Григорий хлопнул меня по плечу;

- Ничего, Боря, не тужи, было бы хорошее начало, а твои от тебя не уйдут!

Над городом давно уже была ночь, а мы все никак не могли разойтись. Рахов уже давно перевел разговор на мирные темы, расспрашивал у недавно прилетевших из Советского Союза товарищей, как там, на Родине, какие новые картины идут в московских кинотеатрах.

Да, Москва... далеко она была от нас. Наши близкие и родные еще не получили наших писем, да и вряд ли кто напишет о том, что произошло сегодня. Пройдет еще много дней, пока они узнают о погибших в сегодняшнем бою...
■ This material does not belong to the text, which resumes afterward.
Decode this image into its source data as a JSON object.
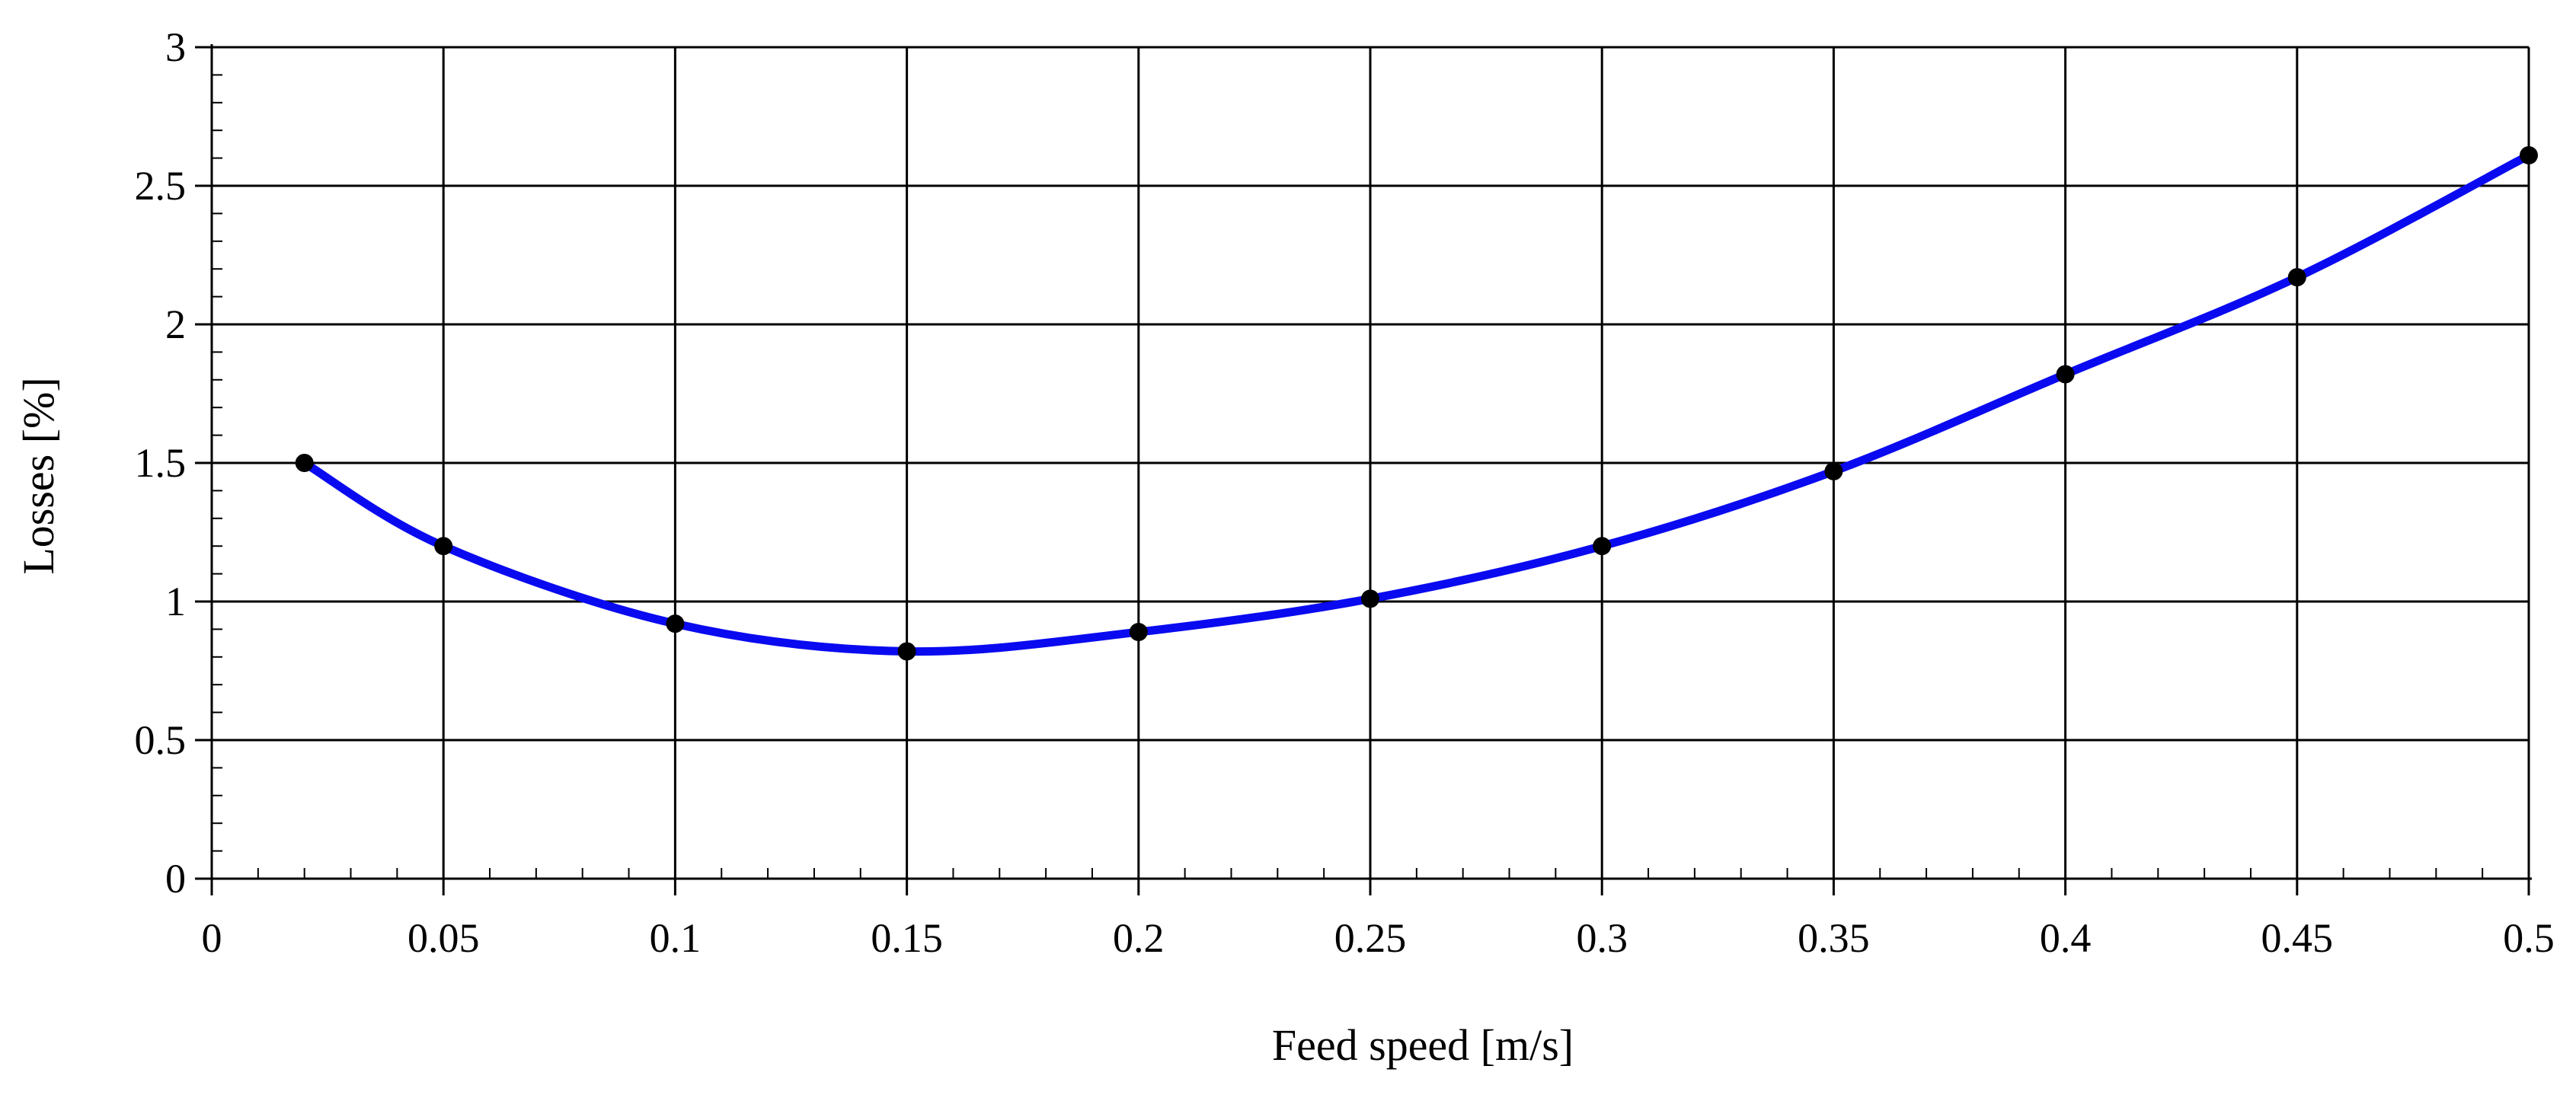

Шоферы торопили, сигналили. Пора ехать. Полуторки двинулись в разные стороны. С каждым днем, прожитым в Монголии, мы убеждались в том, что пустыня не так уж мертва, как это представлялось нам прежде. Лучи фар то тут то там выхватывали из темноты ее ночных обитателей. Вот в освещенной полосе появился силуэт огромного орла-стервятника. Пернатый великан сидел, словно каменное изваяние, и, только подпустив машину почти вплотную, взмахнул черными крыльями. Иногда в темноте вдруг, как фонарики, вспыхивали зеленые огоньки это светились глаза дикой кошки, похожей на рысь, но только немного поменьше и с кривыми короткими лапами.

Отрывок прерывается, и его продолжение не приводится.